The scripture never says what Abram thought about what God has said. But I have to believe that he did. Most people would. Yeah, the whole blessing talk was nice, but leave his home? Leave all that was familiar to him? God was calling him to a place that God would show him. In essence, Abram was driving while God was in the passenger seat. God knows where they are going. It’s up to Abram to find out how to get to their destination with help from God.
We need to hear this story of Abram and Sarai because we live in a world where everything is planned or at least makes a good effort to be planned. We tell our children to do good in school and then go to college so that they will get a good job.
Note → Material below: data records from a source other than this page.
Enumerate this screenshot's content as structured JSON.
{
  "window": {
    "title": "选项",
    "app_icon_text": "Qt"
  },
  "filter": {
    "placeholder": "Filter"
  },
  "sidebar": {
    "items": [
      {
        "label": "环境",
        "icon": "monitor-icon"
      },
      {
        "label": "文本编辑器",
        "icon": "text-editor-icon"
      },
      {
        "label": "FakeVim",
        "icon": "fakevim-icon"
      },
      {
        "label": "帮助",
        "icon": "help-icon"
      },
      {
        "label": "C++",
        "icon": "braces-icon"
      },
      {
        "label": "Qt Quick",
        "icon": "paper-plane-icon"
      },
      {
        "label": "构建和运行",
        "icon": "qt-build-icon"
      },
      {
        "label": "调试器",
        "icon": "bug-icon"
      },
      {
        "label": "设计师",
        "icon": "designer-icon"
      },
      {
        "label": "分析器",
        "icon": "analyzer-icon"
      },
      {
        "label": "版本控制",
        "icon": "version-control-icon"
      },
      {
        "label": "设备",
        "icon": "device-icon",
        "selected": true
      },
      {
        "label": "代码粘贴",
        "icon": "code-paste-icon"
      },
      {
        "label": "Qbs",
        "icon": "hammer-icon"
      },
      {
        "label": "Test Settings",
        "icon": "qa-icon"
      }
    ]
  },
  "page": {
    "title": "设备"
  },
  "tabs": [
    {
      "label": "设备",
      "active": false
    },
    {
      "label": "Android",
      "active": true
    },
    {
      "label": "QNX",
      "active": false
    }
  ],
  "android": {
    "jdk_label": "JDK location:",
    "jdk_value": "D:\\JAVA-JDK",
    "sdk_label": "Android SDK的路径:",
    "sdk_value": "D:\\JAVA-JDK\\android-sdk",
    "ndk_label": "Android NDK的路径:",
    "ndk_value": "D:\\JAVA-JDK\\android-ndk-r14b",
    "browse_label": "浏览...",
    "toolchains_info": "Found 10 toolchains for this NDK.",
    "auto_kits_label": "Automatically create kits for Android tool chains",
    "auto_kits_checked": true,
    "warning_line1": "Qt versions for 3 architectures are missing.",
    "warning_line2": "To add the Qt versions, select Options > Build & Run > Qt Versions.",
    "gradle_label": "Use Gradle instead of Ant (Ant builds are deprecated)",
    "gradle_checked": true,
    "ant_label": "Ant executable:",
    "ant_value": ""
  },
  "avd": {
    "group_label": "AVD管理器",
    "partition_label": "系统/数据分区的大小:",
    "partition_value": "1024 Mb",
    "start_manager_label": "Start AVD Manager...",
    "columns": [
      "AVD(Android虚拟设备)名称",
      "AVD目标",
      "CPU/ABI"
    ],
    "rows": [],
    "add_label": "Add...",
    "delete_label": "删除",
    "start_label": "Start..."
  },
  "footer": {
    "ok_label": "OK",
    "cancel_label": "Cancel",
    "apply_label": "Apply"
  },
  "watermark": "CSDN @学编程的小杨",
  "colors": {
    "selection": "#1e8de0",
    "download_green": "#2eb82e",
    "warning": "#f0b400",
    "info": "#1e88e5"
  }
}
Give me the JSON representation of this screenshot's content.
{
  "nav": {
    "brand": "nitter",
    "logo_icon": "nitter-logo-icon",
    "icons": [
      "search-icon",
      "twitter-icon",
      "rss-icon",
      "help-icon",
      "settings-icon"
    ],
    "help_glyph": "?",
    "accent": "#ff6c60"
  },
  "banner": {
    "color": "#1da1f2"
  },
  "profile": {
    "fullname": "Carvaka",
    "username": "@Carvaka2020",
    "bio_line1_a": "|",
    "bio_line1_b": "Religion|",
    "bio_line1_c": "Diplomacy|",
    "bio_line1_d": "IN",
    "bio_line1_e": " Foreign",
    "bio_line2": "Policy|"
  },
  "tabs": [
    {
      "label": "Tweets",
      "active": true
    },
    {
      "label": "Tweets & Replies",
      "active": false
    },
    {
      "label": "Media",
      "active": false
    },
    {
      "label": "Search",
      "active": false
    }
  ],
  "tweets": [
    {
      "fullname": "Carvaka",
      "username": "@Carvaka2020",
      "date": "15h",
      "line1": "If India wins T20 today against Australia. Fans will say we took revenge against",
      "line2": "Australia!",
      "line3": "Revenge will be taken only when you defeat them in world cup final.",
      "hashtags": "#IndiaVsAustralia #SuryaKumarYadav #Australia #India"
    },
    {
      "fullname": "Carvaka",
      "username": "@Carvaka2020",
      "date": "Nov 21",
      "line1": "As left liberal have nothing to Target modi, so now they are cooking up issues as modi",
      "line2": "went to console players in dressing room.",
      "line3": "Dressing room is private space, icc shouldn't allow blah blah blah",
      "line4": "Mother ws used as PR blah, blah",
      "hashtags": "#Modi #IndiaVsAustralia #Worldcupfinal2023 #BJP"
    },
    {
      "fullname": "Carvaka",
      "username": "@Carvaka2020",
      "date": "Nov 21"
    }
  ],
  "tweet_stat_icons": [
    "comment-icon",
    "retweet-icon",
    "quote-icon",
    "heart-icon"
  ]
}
We all expect that once we hit 62 or 65 or 67 we will retire and enjoy ourselves. We want our lives to be logical, to be planned out.
But the thing is, if we are God’s children, if we follow Christ, then we have to live a life of faith. Abram had to have faith to leave everything he was familiar with and go to a place he knew nothing about. He had to have faith that God would make a nation from him and Sarai even though they weren’t able to have children. He had to travel without a map.
Most of us aren’t being called to move to some remote island in the Pacific or something else that grand. But we are at times called to do things that are out of our comfort zones. We are called more often than not in our daily lives, to walk by faith.
The thing is that while we don’t have a map, we do have God. Abram trusted God. That trust would waver at times as it did with Abram. But we still must trust that God is leading us even though we don’t know where in the world we are going.
I still love maps. I personally wish I had a map to tell me where I was going. But the thing is, life is a whole lot more interesting without a map. Life is more interesting stepping out in faith in God.